BOUNTIFUL — The Davis County Republican Party condemns the action of those who stored Davis School Board candidate signs in the faculty room of a Bountiful elementary; and, to level the political playing field in the nonpartisan races, the group is trying to educate voters on where the candidates stand on the issues.
The education effort, and terse response by Davis GOP Chairwoman Kris Kimball, is in follow-up to a story that appeared in the Standard-Examiner on Sept. 27.
For a two-week period, campaign signs of three Davis Education Association “recommended” candidates were left in a faculty room, along with three maps posted of each of the Davis School District Board of Education races, Kimball said.
Teachers were asked to take home a sign if they lived in those districts, Kimball said. She said that is in violation of Utah’s election laws.
To help voters become educated on where their respective school board candidates stand, the Davis GOP has conducted a 10-question survey of the nonpartisan candidates and posted the results on the party’s website at www.DCRP-GOP.com.
“We don’t endorse any of the candidates,” Kimball stressed.
She said the party is merely trying to help voters make an “educated decision” in selecting a candidate whose choices will directly impact everyone’s children.
“The DCRP believes that as we have a right to vote, we also have a responsibility to get educated before we vote,” Kimball said.
Referring to the incident that occurred at the Bountiful elementary school, Kimball said the party abhors and condemns any kind of illegal or unethical campaign behavior.

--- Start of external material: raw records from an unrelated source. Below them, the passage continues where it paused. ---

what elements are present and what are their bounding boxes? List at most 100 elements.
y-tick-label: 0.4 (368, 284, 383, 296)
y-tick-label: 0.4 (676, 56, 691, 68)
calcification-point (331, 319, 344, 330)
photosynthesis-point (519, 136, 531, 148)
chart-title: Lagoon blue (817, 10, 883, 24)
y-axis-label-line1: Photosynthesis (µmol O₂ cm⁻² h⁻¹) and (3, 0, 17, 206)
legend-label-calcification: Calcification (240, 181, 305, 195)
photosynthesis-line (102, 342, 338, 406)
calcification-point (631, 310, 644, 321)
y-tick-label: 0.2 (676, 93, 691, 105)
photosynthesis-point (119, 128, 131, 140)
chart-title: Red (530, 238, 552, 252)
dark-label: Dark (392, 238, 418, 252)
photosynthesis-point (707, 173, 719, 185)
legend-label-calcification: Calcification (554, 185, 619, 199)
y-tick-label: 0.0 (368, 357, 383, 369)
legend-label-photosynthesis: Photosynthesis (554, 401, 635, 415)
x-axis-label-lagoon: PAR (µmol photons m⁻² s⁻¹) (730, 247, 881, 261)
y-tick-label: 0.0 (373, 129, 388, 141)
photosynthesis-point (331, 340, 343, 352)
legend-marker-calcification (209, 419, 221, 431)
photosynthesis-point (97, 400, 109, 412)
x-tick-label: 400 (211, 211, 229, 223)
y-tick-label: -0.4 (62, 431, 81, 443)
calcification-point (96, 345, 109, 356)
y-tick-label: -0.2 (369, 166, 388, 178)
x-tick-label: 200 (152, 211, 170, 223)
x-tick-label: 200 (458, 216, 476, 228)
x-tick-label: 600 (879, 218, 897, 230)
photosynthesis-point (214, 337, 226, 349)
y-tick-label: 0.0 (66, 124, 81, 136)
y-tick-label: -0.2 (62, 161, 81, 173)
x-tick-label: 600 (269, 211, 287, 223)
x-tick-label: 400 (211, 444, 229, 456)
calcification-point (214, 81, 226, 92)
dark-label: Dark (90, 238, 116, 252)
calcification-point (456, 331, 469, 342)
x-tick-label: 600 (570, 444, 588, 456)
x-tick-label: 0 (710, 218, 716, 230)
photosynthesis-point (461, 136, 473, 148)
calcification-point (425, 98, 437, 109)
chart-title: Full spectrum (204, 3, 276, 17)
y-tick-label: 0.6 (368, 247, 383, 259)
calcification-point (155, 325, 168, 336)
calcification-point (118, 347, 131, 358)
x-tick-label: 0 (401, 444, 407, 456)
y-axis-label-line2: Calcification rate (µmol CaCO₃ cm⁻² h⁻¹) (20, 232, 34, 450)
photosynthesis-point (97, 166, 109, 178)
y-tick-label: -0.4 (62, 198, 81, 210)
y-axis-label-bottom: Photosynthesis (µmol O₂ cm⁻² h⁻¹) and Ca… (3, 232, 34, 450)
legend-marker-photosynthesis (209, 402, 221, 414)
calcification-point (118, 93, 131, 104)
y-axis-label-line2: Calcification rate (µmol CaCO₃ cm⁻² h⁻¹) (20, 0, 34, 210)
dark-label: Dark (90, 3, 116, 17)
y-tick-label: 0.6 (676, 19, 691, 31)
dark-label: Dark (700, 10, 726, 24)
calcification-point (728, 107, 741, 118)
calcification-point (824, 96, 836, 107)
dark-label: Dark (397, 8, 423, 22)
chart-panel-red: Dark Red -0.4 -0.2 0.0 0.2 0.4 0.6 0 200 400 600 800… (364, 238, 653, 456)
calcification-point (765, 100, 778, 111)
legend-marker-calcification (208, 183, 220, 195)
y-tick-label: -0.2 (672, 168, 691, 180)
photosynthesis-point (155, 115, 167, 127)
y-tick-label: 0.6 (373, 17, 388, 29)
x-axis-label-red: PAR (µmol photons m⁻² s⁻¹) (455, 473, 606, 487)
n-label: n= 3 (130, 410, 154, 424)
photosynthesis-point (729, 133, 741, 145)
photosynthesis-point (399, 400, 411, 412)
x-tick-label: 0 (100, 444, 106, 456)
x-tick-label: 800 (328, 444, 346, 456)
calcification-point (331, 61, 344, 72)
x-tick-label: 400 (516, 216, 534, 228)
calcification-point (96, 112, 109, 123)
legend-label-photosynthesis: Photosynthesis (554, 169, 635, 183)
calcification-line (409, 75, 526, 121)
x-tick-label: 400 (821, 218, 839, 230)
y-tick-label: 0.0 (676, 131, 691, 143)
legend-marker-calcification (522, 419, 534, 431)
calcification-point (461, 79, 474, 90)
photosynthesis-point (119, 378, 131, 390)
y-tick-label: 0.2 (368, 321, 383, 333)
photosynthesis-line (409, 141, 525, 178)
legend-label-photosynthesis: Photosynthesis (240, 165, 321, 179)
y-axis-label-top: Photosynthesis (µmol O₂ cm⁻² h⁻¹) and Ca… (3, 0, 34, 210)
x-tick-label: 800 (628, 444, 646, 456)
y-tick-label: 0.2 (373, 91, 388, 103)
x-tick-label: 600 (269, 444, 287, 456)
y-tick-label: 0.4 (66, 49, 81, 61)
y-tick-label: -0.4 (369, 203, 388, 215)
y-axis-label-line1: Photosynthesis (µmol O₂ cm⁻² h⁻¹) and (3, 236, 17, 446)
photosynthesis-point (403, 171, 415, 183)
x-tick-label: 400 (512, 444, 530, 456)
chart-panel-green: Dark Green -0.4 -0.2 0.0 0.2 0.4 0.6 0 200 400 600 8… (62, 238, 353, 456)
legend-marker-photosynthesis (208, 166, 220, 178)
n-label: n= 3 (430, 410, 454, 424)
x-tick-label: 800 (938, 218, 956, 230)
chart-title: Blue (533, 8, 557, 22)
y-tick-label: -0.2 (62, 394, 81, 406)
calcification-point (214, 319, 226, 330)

The Davis County Republican Party blog states, “According to Mark Thomas of the Lieutenant Governor’s office, ‘It is illegal to use government emails or buildings or use work time or paid leave time to promote a candidate.’ ”
How can people encourage citizens to be a part of the process, when laws are broken and taxpayer money is abused, Kimball said.
“Who will want to run for (a) school board (position) if this kind of abuse is to take place and you’re running on your own against a candidate backed and supported by a special-interest group?” Kimball said.
Equally concerning, Kimball said, is that the individual who exposed the campaign violations felt they had to remain anonymous out of fear of retaliation by either losing their job, being bullied by other teachers or administrators, or possibly because they have children in the school system who may be bullied.
“Is this a one-time incident of politics in school, or are there others who have seen violations but were afraid to speak out or didn’t know where to report the abuse?” Kimball said.
Officials said that within 45 minutes of being notified by the Utah State Office of Education, Davis School District officials sent emails to school administrators regarding political activities in the Bountiful school and by educators, and the problem was corrected with the signs being removed.